Background and Aims:Postoperative pain results in prolonged hospital stay and delayed return to normal activity. This study was conducted with the aim of evaluating the analgesic efficacy of gelfoam soaked in levobupivacaine with or without dexamethasone placed in the epidural space in patients undergoing lumbar laminectomy.Methods:Ninety adult patients were randomised into three groups. Gelfoam was soaked in 12 mL of 0.9% sodium chloride in Group P, 10 mL of 0.25% levobupivacaine + 2 mL of 0.9% sodium chloride in Group L, and 10 mL of 0.25% levobupivacaine + 2 mL of dexamethasone in group LD. The primary outcome was time to first request for rescue analgesia. Total 24-h tramadol consumption, and postoperative visual analog scale (VAS) scores were recorded. Chi-square test and analysis of variance test were used, and P < 0.05 was considered significant.Results:75 patients completed the study. Time to first rescue analgesia was longer in group LD [10.11 ± 3.10 h] compared with group L [6.48 ± 2.36 h] and group P [1.76 ± 1.13 h]. Total 24-h tramadol consumption was lower in group LD (88 ± 66.58 mg) and group L (120 ± 70.7 mg) compared with group P (280 ± 64.5 mg).
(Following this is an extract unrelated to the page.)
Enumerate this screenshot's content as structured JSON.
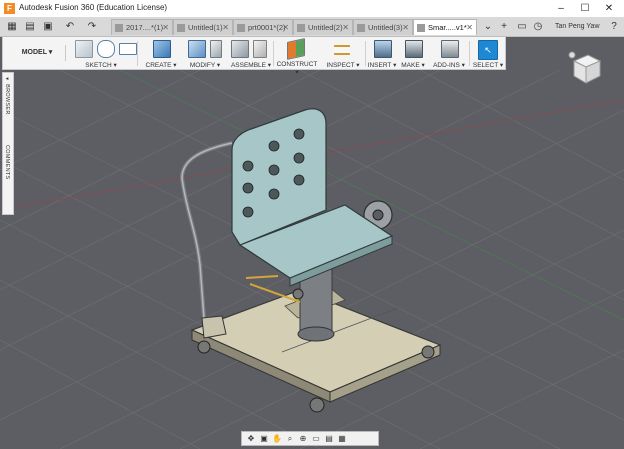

Postoperative VAS scores were lower in group LD and group L compared with group P, both at rest and on movement.Conclusion:Epidural gelfoam soaked in levobupivacaine and dexamethasone prolongs the duration of analgesia and decreases rescue analgesic consumption and VAS score postoperatively, in patients undergoing lumbar laminectomy.